Oddly, Canada might be having a more meaningful birthday this year than previously.
This July 1, marking the 155rd anniversary of Confederation, Canada has challenges to be sure. It would be news if we didn’t. Everything in human affairs is a work in progress.
Charles de Gaulle, the former president of France, once sighed in a moment of exasperation: “How can anyone govern a nation that has 246 varieties of cheese?”
Likewise, how can any nation manage with only 38 million souls inside almost 245,000 kilometres of coastline?
But we do. Not as well as we used to though. The rise of right-wing extremism which has been fostered by pandering politicians is threatening our calm decency.
In addition to figuring out how to manage the disinformation spread by the 'freedom' convoy yokels there’s lots we need to do in this country – most importantly the unfinished work of reconciliation with Indigenous peoples and confronting issues of racism that lurk beneath the surface.

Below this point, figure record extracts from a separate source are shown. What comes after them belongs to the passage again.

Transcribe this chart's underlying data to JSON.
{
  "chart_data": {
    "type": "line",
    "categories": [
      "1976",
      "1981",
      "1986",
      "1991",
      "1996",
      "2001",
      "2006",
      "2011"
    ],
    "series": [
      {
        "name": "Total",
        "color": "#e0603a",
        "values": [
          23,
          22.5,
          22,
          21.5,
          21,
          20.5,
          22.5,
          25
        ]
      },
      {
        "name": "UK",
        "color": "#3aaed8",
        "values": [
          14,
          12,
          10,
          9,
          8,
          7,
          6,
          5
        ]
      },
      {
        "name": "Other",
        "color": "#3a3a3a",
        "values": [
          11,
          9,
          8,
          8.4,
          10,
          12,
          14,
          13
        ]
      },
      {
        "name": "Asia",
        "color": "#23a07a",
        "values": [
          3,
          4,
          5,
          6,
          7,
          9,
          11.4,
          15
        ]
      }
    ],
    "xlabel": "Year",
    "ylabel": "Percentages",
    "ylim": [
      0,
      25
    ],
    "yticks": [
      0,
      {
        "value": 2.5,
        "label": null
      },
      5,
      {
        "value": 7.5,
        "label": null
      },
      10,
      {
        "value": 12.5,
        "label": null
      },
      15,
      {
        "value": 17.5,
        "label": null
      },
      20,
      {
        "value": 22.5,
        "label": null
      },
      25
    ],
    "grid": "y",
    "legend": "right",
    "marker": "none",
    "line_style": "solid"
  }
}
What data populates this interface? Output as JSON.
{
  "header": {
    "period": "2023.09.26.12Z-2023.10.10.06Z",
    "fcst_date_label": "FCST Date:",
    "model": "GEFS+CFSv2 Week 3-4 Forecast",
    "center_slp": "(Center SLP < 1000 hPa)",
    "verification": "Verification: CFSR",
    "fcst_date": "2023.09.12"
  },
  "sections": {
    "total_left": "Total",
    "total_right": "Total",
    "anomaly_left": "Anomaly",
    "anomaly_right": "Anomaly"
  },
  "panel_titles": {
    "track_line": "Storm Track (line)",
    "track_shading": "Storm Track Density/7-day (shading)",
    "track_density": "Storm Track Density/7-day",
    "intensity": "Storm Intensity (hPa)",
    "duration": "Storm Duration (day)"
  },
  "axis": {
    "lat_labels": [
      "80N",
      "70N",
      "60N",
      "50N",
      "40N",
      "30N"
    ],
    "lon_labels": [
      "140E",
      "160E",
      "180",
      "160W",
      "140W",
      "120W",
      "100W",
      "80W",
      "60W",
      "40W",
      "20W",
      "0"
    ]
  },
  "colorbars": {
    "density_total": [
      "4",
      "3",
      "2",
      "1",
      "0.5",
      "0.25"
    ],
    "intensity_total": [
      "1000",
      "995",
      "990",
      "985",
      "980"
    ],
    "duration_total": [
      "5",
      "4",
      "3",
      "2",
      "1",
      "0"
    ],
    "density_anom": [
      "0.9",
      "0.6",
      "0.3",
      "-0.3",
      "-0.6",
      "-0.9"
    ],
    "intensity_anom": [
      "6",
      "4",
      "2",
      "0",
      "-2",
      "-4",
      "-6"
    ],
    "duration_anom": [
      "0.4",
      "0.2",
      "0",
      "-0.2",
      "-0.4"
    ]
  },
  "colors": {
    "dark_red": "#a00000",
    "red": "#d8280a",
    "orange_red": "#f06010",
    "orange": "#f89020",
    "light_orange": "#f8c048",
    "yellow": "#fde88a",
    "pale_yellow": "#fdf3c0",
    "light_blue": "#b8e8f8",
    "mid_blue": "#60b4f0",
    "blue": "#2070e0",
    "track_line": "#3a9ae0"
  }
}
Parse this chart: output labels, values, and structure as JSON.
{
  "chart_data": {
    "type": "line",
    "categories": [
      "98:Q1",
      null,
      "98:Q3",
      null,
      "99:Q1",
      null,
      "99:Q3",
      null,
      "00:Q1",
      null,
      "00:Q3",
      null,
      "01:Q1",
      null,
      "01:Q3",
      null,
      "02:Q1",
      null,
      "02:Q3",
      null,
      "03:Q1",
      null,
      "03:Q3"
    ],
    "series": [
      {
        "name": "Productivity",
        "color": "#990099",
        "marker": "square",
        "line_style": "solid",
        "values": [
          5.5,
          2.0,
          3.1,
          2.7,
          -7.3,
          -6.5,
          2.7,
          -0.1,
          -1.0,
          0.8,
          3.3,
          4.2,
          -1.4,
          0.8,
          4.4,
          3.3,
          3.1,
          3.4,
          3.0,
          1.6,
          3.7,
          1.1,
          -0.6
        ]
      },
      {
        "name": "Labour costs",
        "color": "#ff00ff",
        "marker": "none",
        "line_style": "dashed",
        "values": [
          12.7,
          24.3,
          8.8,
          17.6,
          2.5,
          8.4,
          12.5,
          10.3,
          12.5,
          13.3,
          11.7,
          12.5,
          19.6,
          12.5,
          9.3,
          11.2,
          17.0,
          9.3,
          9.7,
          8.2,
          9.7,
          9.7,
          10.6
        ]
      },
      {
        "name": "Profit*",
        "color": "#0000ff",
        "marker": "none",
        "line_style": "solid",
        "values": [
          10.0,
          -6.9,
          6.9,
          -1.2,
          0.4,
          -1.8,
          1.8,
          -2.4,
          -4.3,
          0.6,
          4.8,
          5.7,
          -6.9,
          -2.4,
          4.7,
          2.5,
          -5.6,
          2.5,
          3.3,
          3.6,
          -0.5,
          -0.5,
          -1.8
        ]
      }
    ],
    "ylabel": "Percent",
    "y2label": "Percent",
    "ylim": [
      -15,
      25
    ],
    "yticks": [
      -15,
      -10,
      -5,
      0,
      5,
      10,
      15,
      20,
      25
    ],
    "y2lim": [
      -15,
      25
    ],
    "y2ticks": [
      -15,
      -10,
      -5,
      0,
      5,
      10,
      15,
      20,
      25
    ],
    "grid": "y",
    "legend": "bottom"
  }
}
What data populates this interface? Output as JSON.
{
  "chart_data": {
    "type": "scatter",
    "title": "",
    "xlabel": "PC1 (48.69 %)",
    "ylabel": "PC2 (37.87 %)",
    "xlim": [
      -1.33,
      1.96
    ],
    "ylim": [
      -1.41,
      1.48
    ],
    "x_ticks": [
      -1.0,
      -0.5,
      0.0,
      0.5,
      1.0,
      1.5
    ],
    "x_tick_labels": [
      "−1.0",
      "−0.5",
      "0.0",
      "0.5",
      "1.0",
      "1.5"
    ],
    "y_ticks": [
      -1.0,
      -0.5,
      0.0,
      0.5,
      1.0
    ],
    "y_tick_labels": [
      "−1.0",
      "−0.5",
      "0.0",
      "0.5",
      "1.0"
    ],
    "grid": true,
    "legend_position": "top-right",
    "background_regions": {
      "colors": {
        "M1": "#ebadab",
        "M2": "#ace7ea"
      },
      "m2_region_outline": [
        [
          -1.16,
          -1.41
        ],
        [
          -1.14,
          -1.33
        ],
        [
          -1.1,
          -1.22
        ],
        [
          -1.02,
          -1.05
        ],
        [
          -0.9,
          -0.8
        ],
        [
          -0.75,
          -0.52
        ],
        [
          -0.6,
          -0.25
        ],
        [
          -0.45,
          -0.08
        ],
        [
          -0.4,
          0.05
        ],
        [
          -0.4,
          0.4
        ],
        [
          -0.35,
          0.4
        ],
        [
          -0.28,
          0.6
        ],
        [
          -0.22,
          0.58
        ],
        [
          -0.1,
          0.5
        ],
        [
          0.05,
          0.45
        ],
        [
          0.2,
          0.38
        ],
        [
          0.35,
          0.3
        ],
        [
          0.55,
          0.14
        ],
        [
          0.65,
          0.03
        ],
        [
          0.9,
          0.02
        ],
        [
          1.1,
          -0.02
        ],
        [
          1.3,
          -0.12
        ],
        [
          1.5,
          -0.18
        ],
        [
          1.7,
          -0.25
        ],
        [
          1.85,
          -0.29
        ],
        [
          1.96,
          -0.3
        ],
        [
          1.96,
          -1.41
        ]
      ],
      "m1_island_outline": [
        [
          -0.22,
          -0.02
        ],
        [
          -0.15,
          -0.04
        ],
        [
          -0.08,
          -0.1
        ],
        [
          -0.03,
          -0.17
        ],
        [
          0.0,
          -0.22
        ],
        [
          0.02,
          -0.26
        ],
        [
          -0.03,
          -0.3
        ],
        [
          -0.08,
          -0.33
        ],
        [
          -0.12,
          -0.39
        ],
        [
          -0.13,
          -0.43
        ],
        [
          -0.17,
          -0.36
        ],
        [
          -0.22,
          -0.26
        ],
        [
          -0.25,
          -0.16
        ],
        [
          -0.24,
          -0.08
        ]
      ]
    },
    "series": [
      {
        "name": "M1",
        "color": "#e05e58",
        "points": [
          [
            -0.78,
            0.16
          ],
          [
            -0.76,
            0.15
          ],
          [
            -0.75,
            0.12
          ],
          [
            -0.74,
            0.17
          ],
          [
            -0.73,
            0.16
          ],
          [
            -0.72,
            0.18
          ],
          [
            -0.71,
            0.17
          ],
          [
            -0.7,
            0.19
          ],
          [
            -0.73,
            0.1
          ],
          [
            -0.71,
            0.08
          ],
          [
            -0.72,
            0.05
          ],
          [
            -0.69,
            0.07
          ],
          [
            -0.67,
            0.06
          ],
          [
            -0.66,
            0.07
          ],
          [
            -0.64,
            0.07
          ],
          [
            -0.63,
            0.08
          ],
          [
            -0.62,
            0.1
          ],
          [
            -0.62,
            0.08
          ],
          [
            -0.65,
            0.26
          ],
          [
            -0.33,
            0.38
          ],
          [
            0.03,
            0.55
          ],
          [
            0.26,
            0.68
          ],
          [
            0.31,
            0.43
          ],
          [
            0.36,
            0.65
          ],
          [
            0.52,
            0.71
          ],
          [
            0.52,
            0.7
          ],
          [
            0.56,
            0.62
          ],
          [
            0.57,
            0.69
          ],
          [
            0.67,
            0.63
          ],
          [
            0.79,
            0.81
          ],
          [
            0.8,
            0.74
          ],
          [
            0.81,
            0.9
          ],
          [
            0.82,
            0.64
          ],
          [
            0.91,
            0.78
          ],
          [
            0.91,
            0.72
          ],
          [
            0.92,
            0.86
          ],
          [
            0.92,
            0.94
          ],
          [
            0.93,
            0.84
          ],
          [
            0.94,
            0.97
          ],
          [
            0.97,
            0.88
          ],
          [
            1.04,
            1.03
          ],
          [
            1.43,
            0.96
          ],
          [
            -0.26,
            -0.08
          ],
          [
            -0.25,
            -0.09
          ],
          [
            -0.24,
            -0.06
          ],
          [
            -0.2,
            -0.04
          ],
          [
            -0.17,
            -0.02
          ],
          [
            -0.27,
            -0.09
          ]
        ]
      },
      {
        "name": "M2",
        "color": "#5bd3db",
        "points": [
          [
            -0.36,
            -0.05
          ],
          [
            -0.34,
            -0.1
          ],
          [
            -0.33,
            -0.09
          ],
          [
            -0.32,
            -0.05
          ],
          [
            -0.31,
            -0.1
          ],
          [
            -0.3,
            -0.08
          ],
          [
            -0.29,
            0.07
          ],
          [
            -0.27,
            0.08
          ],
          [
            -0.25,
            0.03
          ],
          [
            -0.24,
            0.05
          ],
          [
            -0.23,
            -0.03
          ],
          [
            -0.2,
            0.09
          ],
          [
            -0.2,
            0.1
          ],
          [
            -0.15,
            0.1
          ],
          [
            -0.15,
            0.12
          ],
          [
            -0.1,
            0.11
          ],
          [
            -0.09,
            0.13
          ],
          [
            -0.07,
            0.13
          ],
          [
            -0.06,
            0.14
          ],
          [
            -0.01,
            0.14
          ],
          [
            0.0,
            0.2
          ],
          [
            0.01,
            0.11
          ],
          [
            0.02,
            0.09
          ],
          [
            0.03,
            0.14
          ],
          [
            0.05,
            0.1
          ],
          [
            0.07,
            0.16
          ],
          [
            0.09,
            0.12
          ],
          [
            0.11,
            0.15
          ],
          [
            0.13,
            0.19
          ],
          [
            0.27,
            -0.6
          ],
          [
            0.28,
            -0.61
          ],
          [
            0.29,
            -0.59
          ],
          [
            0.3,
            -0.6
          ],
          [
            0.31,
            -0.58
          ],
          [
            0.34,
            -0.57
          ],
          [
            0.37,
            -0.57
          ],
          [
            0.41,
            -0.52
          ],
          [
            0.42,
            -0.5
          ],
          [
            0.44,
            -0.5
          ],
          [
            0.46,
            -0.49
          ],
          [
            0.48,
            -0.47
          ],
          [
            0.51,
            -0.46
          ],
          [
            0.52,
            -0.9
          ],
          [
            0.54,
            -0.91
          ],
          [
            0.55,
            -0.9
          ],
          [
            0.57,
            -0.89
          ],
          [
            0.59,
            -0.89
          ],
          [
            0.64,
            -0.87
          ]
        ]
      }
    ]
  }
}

There are widely differing views on how to do that and much else.
There are pipeline disputes. There are squabbles over the inter-provincial beer and wine trade. And brewing battles over the equalization formula.
But you have to be a pretty sensible land in the first place to even have an equalization formula.
There’s plenty of reason – in taking stock of what we’ve built, what we’ve got and what we aspire to – to kick back and celebrate.
For many, moreover, Canada has been the world’s chosen land – and a recent study says we are happy to be so.
In fact, as we celebrate Canada Day, the surveys once again confirm the blessings of living in this land. Canada is the most inclusive and tolerant country in the world (Ipsos), the second best place in the world to live, after Switzerland (U.S. News and World Report). Canadians are among the happiest people on Earth (ranked seventh according to a United Nations report), in part because we live in one of the safest places on Earth (ranked sixth, according to the Global Peace Index) and our cities enjoy the highest quality of life in the Western hemisphere (Mercer Quality of Living Survey).
Lots to be proud of as we raise a glass of something tasty and Canadian and toast our great nation.